Maurice Ravel (1875-1937)
Daphnis et Chloé: Suite No.2
1.Lever du jour
The myth of Daphnis and Chloë comes to us through a 2nd century Greek text credited to Longus. The story is fairly typical of pastoral erotica of the period: two children, raised by shepherds on the isle of Lesbos, nurture an unrecognised passion for each other that is brought to the surface through the medium of mutual peril. More notable is its characterisation, which is more extensive than its more plot-driven contemporaries, and puts it closer in style to a modern novel.
The combination of sex, mild adventure and textual innovation therefore made the story naturally attractive to the Russian impresario Serge Diaghilev as a potential subject for the Ballet Russe when they sensationally swept into Paris in 1908. Ravel, the composer earmarked by Diaghilev for the commission, was however more dubious: he disapproved of the racier elements of the story, and this led to arguments with the choreographer Mikhail Fokine, with whom he wrote the scenario for the ballet. An episode in which Chloé is abducted by pirates ended up particularly toned down from the original, and Ravel's final score dispatches it in an alarmingly perfunctory manner.
Beyond these aesthetic disagreements, Ravel found the work immensely difficult, and many of his most famous pieces of this period, such as Ma Mère L’Oye were in fact produced largely as procrastinatory diversions from completing work on Daphnis. The premiere, originally slated for the Ballet Russe's 1910 season, was continually delayed as Ravel fiddled with the score, and it was not heard in public until 1912.

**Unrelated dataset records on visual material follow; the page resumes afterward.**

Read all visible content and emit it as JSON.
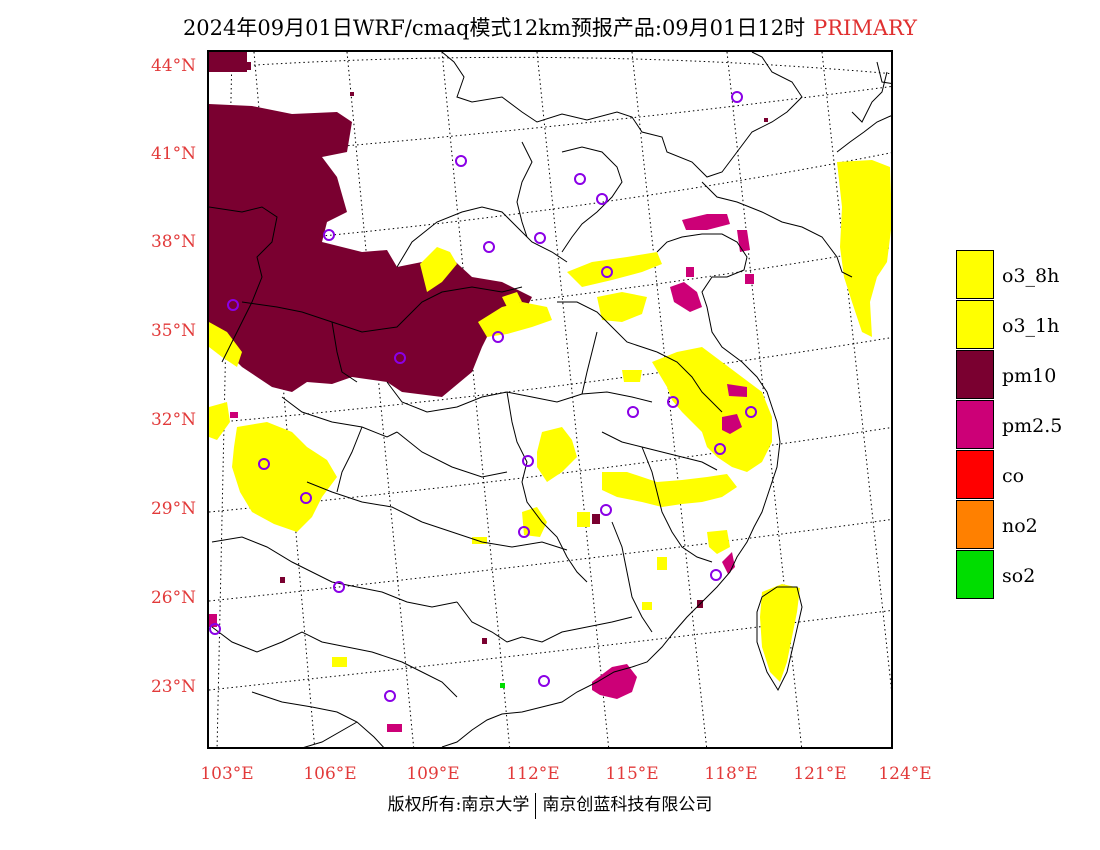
{
  "title": {
    "main": "2024年09月01日WRF/cmaq模式12km预报产品:09月01日12时",
    "tag": "PRIMARY"
  },
  "lat_labels": [
    "44°N",
    "41°N",
    "38°N",
    "35°N",
    "32°N",
    "29°N",
    "26°N",
    "23°N"
  ],
  "lon_labels": [
    "103°E",
    "106°E",
    "109°E",
    "112°E",
    "115°E",
    "118°E",
    "121°E",
    "124°E"
  ],
  "legend": [
    {
      "label": "o3_8h",
      "color": "#ffff00"
    },
    {
      "label": "o3_1h",
      "color": "#ffff00"
    },
    {
      "label": "pm10",
      "color": "#7a0030"
    },
    {
      "label": "pm2.5",
      "color": "#cc0077"
    },
    {
      "label": "co",
      "color": "#ff0000"
    },
    {
      "label": "no2",
      "color": "#ff8000"
    },
    {
      "label": "so2",
      "color": "#00dd00"
    }
  ],
  "footer": {
    "left": "版权所有:南京大学",
    "right": "南京创蓝科技有限公司"
  }
}
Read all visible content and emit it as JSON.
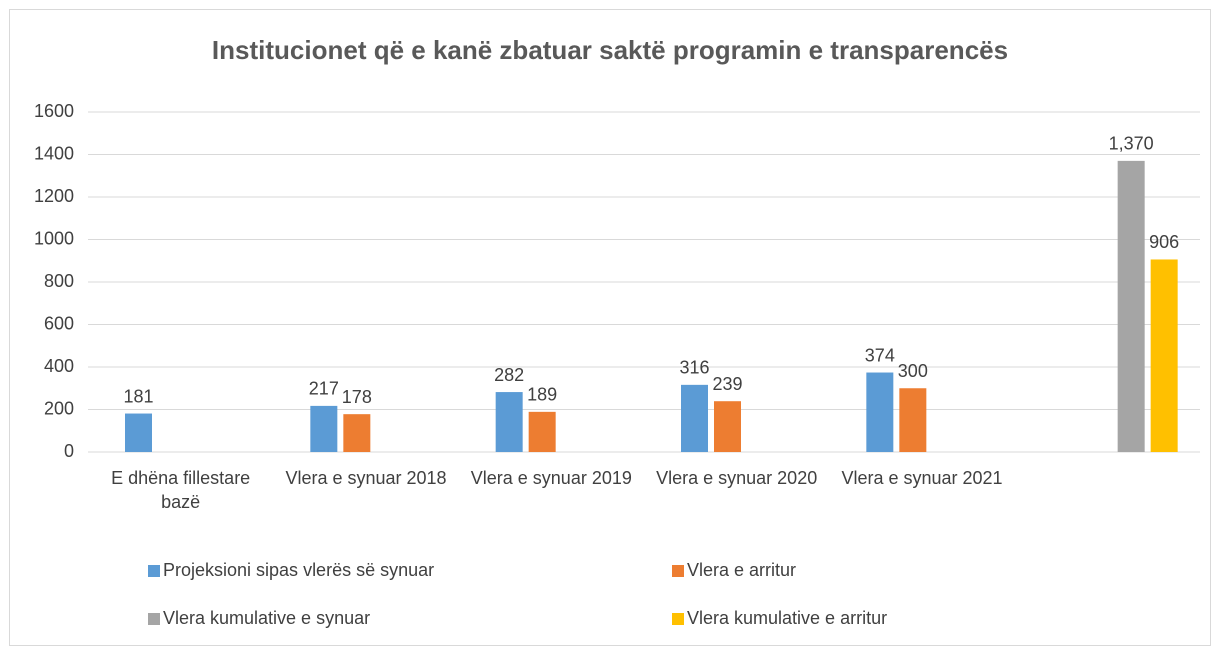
{
  "chart_data": {
    "type": "bar",
    "title": "Institucionet që e kanë zbatuar saktë programin e transparencës",
    "categories": [
      "E dhëna fillestare bazë",
      "Vlera e synuar 2018",
      "Vlera e synuar 2019",
      "Vlera e synuar 2020",
      "Vlera e synuar 2021",
      null
    ],
    "series": [
      {
        "name": "Projeksioni sipas vlerës së synuar",
        "color": "#5b9bd5",
        "values": [
          181,
          217,
          282,
          316,
          374,
          null
        ]
      },
      {
        "name": "Vlera e arritur",
        "color": "#ed7d31",
        "values": [
          null,
          178,
          189,
          239,
          300,
          null
        ]
      },
      {
        "name": "Vlera kumulative e synuar",
        "color": "#a5a5a5",
        "values": [
          null,
          null,
          null,
          null,
          null,
          1370
        ],
        "value_labels": [
          null,
          null,
          null,
          null,
          null,
          "1,370"
        ]
      },
      {
        "name": "Vlera kumulative e arritur",
        "color": "#ffc000",
        "values": [
          null,
          null,
          null,
          null,
          null,
          906
        ]
      }
    ],
    "ylim": [
      0,
      1600
    ],
    "yticks": [
      0,
      200,
      400,
      600,
      800,
      1000,
      1200,
      1400,
      1600
    ],
    "grid": true
  }
}
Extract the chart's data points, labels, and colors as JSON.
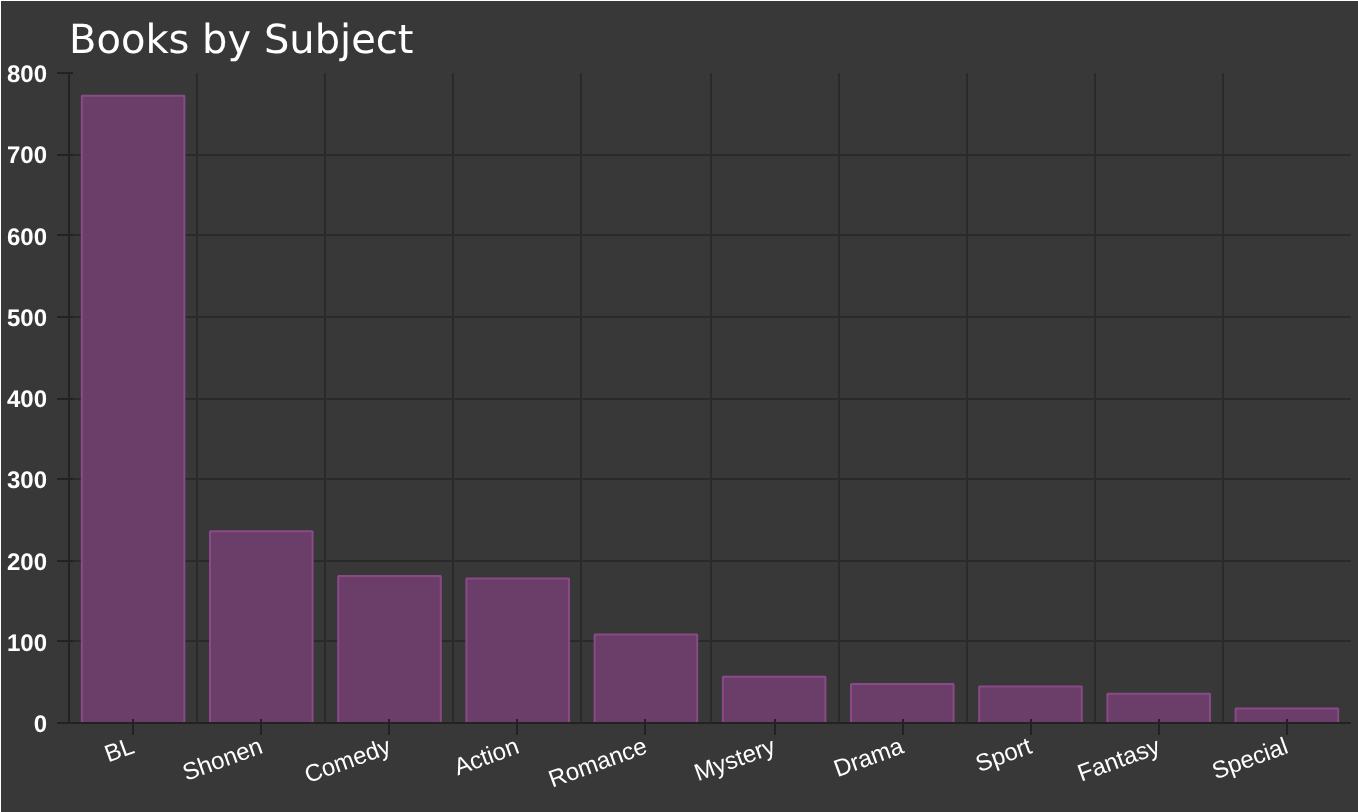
{
  "chart_data": {
    "type": "bar",
    "title": "Books by Subject",
    "categories": [
      "BL",
      "Shonen",
      "Comedy",
      "Action",
      "Romance",
      "Mystery",
      "Drama",
      "Sport",
      "Fantasy",
      "Special"
    ],
    "values": [
      772,
      236,
      181,
      178,
      109,
      57,
      48,
      45,
      36,
      18
    ],
    "color": "#6b3d69",
    "ylim": [
      0,
      800
    ],
    "yticks": [
      0,
      100,
      200,
      300,
      400,
      500,
      600,
      700,
      800
    ],
    "grid": true
  }
}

The music that is performed in concert as the Second Suite consists of the finale of the ballet, by which point what little plot there is has been resolved. After a depiction of dawn, one of the very finest pieces of orchestral writing Ravel ever produced, the reunited lovers perform a pantomime in thanks to the gods, an enacting of the myth of Syrinx, who, pursued by the god Pan, came to a river, and, asking for help from the river nymphs, was transformed into a water reed, from which the frustrated god fashioned his eponymous pipes. There then follows a final bacchanal, whose pagan frenzy is intensified by a wild quintuple pulse.